Open yfarjoun opened 7 years ago
What are you considering doing? Stating one thing as canonical and changing either htslib or htsjdk so new files are generated adhering to the updated specification, but reading old files by checking by paths?
If so it sounds sensible, but my vote would be to go with the names used by the original author ;-)
ouch.
I was hoping that we could use this issue to nail down the proposal, and have the "original authors chime in. then I'll be happy to formalize is in an PR.
The next comment will include a table. Feel free to edit (and comment who changed last)
File Type | Main File Extension | Index File extension | last touch + comments |
---|---|---|---|
Sam | .sam | N/A | @yfarjoun |
Bam | .bam | .bai | @yfarjoun |
Cram | .cram | .cram.crai | @yfarjoun (though really??? shouldn't it be .crai?) |
If we want to nail it down, then IMO we should nail it down to the original filenames supported by both early implementations and revert this picard commit which caused the disparity in the first place!
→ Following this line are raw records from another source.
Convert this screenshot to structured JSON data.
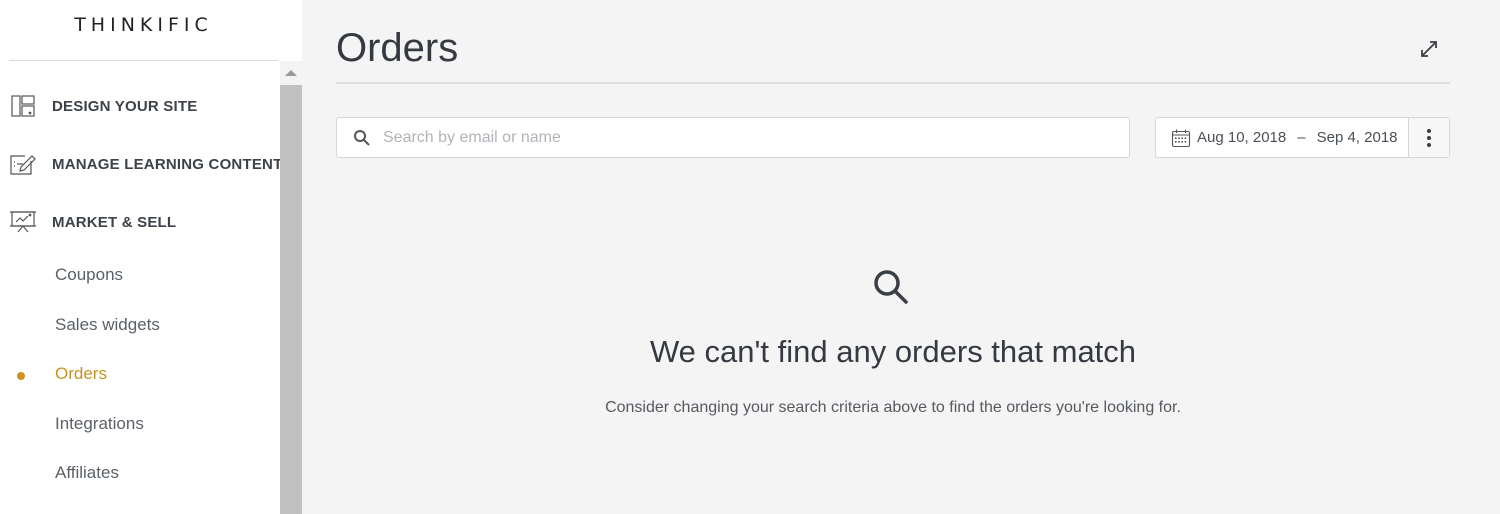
{
  "sidebar": {
    "logo": "THINKIFIC",
    "sections": [
      {
        "label": "DESIGN YOUR SITE",
        "icon": "layout-icon"
      },
      {
        "label": "MANAGE LEARNING CONTENT",
        "icon": "edit-content-icon"
      },
      {
        "label": "MARKET & SELL",
        "icon": "presentation-chart-icon"
      }
    ],
    "sub_items": [
      {
        "label": "Coupons",
        "active": false
      },
      {
        "label": "Sales widgets",
        "active": false
      },
      {
        "label": "Orders",
        "active": true
      },
      {
        "label": "Integrations",
        "active": false
      },
      {
        "label": "Affiliates",
        "active": false
      }
    ],
    "accent_color": "#c8951f"
  },
  "main": {
    "title": "Orders",
    "search": {
      "placeholder": "Search by email or name",
      "value": ""
    },
    "date_range": {
      "start": "Aug 10, 2018",
      "separator": "–",
      "end": "Sep 4, 2018"
    },
    "empty_state": {
      "title": "We can't find any orders that match",
      "message": "Consider changing your search criteria above to find the orders you're looking for."
    }
  }
}
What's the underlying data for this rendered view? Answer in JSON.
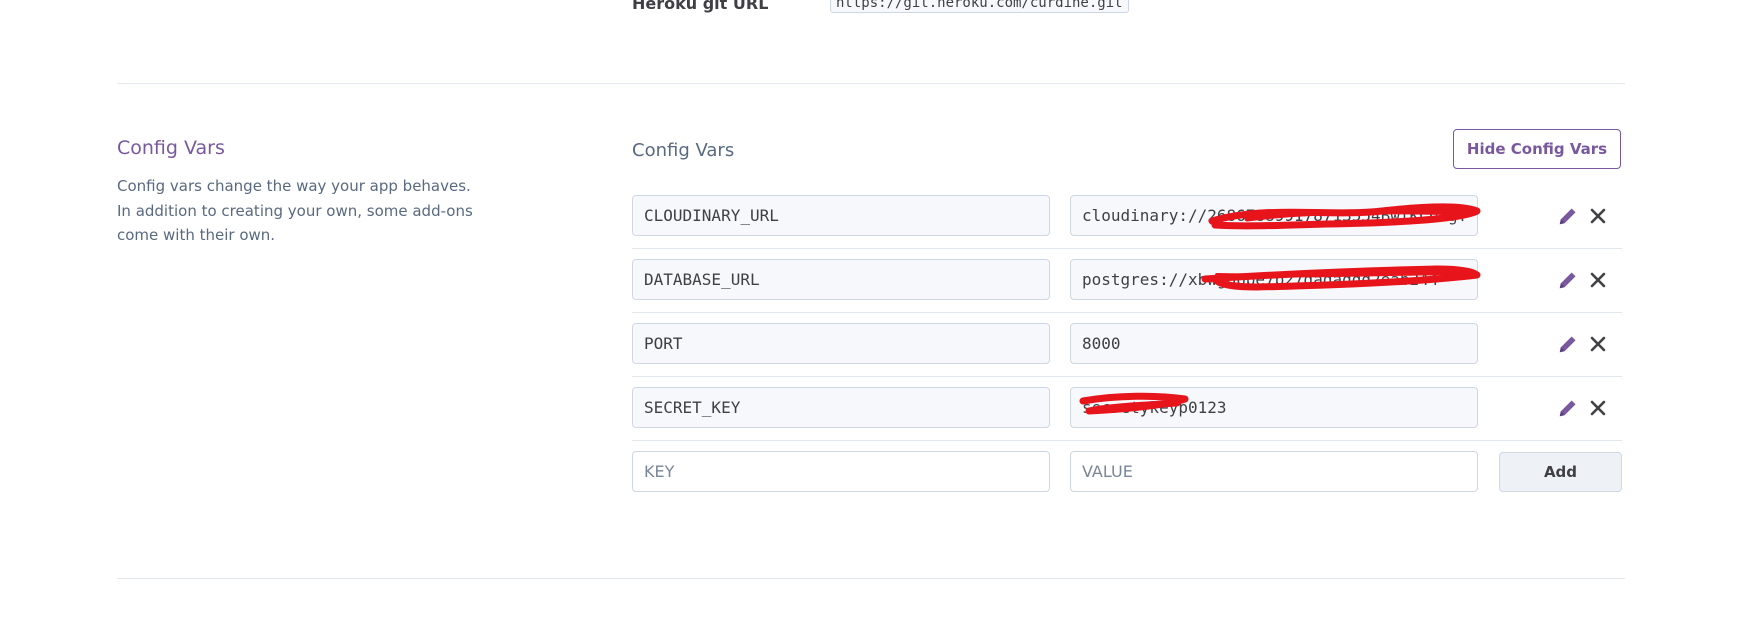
{
  "git": {
    "label": "Heroku git URL",
    "url": "https://git.heroku.com/curdine.git"
  },
  "config_section": {
    "title": "Config Vars",
    "description": "Config vars change the way your app behaves. In addition to creating your own, some add-ons come with their own."
  },
  "panel": {
    "title": "Config Vars",
    "hide_button": "Hide Config Vars"
  },
  "vars": [
    {
      "key": "CLOUDINARY_URL",
      "value": "cloudinary://268678899178713554BwfKCbtgT"
    },
    {
      "key": "DATABASE_URL",
      "value": "postgres://xbwg6ppe7b27dadaddd2eab244"
    },
    {
      "key": "PORT",
      "value": "8000"
    },
    {
      "key": "SECRET_KEY",
      "value": "secretykeyp0123"
    }
  ],
  "new_var": {
    "key_placeholder": "KEY",
    "value_placeholder": "VALUE",
    "add_button": "Add"
  },
  "colors": {
    "brand_purple": "#79589f",
    "redaction": "#e8141c"
  },
  "icons": {
    "edit": "pencil-icon",
    "delete": "close-icon"
  }
}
https://github.com/samtools/htsjdk/commit/7459fbacda9312b28eb4a22200ced530cb8a3297
Surely this horse bolted many years ago for .bai vs .bam.bai. OTOH there may be hope for a single canonical filename for a CRAI index.
I agree with @jmarshall - I think the only reasonable thing to do for BAM is to document that both foo.bai
and foo.bam.bai
are valid index names for foo.bam
. And maybe state a preference going forward, though that may be contentious. I for one read ".bam.bai" and "bam bam index" and dislike it as much as "ATM machine".
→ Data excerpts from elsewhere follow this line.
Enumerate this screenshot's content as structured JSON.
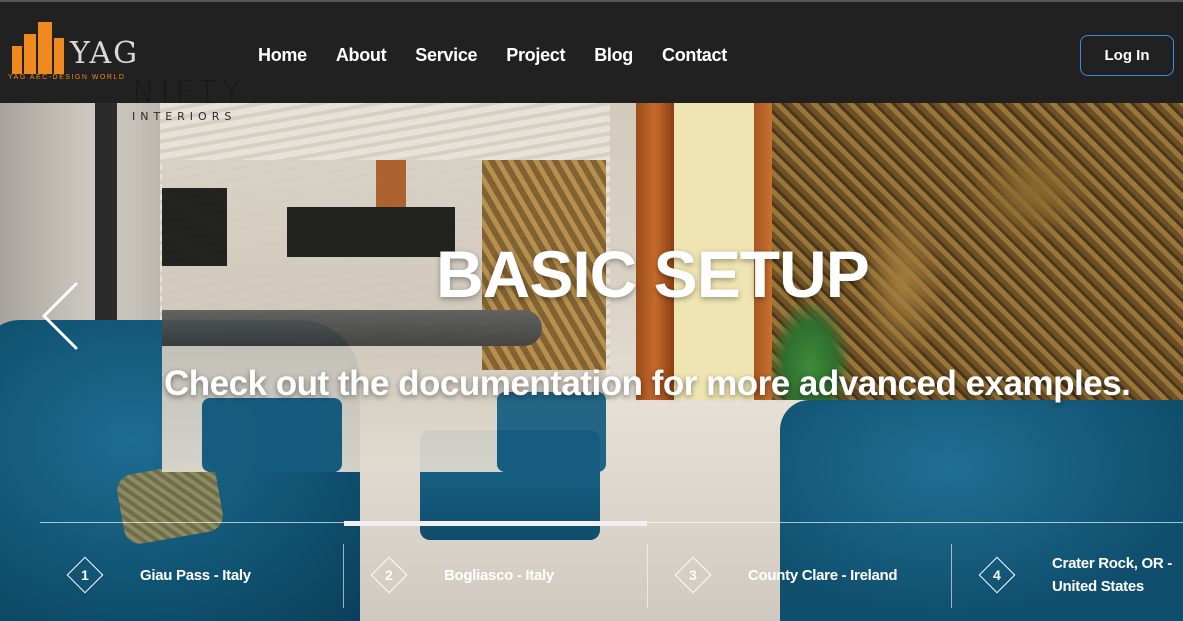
{
  "brand": {
    "name": "YAG",
    "tagline": "YAG AEC-DESIGN WORLD",
    "accent_color": "#f08a1e",
    "watermark_big": "NIFTY",
    "watermark_small": "INTERIORS"
  },
  "nav": {
    "items": [
      "Home",
      "About",
      "Service",
      "Project",
      "Blog",
      "Contact"
    ],
    "login_label": "Log In",
    "login_border_color": "#3a8fd6"
  },
  "hero": {
    "title": "BASIC SETUP",
    "subtitle": "Check out the documentation for more advanced examples.",
    "prev_icon": "chevron-left-icon"
  },
  "slider": {
    "items": [
      {
        "number": "1",
        "label": "Giau Pass - Italy"
      },
      {
        "number": "2",
        "label": "Bogliasco - Italy"
      },
      {
        "number": "3",
        "label": "County Clare - Ireland"
      },
      {
        "number": "4",
        "label": "Crater Rock, OR - United States"
      }
    ]
  }
}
Agreed we shouldn't be forcing anything and obviously existing software now has to check both filenames as either can exist, but specifying a preference isn't a bad idea. I wouldn't argue for making the same mistake with CRAM though. If both implementations right now look in .cram.crai then leave well alone!
In the wild there are .bam.bai & .bai as index files for .bam in addition to .cram.crai & .crai as index files for .cram files. This is in addition to .bai (and possibly .cram.bai) files being valid index files for cram. needless to say, this introduces significant overhead to programs that need to look for the index files and possible disagreement between different implementations when multiple valid index files are found (different implementations might search in a different order)
I suggest that we include in the specification a naming convention for the index files.